Казалось, что нечеловеческий грохот не стал больше, а картина, увиденная Птицем, хоть и была страшна, но завораживала. По сумрачному стальному проходу метались солнечные блики-просветы. Они совершали мгновенные скачки́ от одного края моста к другому и сейчас же начинали всё заново. Над головой Птица, на темном фоне проносящейся туши товарняка плясали россыпи искр, высекаемые чудовищно близкими жерновами колес, налетавших на рельсовый стык. Жуткий шум, аккомпанирующий всему этому кавардаку, был настолько велик, что Птицу даже показалось, что он вовсе не такой громкий. Он помнил, что число вагонов в товарном составе никак не может быть меньше семидесяти, и поэтому догадывался, что пытка затянется. И он стоял в тесном переходе и заворожено смотрел на стальную мистерию, участником которой стал.
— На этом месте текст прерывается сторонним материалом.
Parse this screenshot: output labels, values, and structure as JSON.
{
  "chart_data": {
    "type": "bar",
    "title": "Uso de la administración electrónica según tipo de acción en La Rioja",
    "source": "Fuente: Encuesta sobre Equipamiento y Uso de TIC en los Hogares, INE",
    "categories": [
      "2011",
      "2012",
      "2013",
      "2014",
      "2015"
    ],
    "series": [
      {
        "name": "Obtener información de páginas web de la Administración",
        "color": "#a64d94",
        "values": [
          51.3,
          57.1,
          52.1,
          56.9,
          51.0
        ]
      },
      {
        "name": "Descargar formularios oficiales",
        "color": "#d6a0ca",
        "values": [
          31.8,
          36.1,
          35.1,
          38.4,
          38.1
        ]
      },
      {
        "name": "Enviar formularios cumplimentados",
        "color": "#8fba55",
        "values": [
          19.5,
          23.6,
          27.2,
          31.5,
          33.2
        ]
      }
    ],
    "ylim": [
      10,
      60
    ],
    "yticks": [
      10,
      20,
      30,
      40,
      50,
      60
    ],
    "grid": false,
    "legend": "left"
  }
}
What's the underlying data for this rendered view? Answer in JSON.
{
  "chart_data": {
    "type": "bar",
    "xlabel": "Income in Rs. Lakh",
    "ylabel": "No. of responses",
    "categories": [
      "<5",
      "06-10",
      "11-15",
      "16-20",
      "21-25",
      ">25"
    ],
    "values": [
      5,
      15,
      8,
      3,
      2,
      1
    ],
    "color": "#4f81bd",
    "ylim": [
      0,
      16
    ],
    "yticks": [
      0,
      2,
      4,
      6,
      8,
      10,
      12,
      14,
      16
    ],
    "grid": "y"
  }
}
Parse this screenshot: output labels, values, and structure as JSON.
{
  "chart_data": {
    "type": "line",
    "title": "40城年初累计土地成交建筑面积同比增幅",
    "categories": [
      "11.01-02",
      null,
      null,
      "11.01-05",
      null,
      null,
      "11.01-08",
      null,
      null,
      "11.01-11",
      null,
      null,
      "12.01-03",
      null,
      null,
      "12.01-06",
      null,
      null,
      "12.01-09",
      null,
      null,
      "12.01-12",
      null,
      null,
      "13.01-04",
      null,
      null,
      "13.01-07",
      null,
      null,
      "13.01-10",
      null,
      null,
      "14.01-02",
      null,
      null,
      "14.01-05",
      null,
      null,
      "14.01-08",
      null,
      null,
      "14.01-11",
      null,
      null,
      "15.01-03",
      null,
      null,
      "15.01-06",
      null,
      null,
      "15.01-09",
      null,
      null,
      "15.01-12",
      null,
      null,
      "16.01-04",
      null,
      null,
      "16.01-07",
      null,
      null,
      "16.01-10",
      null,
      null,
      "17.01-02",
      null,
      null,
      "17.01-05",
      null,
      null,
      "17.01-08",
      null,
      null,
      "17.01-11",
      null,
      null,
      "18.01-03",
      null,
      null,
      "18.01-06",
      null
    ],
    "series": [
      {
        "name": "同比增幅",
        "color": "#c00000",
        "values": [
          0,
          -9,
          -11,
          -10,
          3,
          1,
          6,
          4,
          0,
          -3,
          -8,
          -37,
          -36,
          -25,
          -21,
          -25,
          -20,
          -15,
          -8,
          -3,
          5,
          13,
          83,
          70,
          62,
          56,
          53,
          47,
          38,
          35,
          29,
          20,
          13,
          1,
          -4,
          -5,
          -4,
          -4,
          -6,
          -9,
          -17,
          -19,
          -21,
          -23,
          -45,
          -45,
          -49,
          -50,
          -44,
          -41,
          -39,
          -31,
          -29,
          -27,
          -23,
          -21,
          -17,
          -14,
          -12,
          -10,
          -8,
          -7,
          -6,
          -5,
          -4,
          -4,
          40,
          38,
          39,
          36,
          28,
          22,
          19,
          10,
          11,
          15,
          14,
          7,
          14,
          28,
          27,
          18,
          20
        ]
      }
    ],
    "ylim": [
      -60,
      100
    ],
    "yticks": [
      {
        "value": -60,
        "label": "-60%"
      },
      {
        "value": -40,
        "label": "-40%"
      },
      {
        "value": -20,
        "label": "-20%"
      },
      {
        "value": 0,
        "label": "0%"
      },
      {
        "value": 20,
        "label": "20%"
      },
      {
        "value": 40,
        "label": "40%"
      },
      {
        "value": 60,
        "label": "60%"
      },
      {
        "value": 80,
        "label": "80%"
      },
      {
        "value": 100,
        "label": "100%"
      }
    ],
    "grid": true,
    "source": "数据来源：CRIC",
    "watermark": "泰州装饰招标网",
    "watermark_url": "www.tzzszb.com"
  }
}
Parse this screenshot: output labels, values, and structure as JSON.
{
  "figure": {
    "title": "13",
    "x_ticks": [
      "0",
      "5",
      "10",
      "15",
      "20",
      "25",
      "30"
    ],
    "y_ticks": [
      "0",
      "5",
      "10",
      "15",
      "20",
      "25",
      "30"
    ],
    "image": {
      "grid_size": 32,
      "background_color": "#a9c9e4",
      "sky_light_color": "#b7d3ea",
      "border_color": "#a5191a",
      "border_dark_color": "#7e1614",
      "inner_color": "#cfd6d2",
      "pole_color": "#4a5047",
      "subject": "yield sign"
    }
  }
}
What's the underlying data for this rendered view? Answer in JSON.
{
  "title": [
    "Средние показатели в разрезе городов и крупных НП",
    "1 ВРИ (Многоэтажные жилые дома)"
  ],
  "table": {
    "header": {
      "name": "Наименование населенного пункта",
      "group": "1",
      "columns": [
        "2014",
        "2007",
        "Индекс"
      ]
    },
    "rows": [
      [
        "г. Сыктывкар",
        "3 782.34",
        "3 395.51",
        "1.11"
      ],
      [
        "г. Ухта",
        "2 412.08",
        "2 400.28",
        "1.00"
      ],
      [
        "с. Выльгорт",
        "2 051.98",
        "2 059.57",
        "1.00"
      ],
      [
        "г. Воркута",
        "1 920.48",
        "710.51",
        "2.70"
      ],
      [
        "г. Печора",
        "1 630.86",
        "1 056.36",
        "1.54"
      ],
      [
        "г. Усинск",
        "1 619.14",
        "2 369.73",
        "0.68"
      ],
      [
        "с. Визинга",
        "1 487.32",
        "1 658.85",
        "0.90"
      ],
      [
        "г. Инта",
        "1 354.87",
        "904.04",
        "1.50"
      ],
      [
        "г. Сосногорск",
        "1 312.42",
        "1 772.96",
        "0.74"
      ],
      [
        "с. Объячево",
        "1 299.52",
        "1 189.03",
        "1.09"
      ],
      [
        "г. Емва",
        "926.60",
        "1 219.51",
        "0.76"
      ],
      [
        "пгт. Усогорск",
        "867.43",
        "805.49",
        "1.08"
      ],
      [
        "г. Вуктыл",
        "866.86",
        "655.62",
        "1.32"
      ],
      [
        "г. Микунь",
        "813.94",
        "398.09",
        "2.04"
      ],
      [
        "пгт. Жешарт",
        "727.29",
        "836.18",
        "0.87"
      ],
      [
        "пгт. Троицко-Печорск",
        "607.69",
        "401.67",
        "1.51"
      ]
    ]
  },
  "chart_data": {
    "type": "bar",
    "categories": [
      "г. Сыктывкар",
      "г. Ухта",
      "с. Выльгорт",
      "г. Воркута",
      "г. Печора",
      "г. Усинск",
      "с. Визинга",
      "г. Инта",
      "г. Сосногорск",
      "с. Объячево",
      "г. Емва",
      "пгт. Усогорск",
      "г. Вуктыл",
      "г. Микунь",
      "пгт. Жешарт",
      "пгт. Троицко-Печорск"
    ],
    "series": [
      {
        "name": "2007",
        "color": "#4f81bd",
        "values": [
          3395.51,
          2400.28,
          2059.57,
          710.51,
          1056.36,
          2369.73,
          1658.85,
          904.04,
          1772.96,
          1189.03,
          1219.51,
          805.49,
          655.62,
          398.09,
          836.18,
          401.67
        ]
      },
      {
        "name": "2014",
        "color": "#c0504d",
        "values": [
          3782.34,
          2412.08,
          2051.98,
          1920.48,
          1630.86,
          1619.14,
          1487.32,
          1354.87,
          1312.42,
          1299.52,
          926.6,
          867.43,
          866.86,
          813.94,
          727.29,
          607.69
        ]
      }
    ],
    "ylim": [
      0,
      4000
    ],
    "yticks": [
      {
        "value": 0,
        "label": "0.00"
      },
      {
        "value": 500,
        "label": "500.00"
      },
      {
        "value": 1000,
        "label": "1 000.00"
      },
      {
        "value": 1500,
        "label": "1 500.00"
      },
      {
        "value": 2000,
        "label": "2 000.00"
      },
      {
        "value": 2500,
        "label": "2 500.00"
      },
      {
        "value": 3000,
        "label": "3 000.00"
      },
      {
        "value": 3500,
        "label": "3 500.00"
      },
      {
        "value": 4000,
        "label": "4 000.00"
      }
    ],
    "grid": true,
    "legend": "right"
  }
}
…Когда Птиц вылез из-под моста и, шатаясь, побрел по полю назад к деревне, он был оглушен, но оглушен не тем, чему только что был свидетелем, а тишиной, царившей в мире. Перед ним качалось поле с поднимающимся хлебом, весело разбавленное озорными васильками, которые подмигивали такому же синему небу, где пил это самое небо далекий жаворонок. И в этом мире не было места никаким железным чудовищам, способным убить тишину только тем, что им вздумается начать движение – бессмысленное движение в неведомую даль.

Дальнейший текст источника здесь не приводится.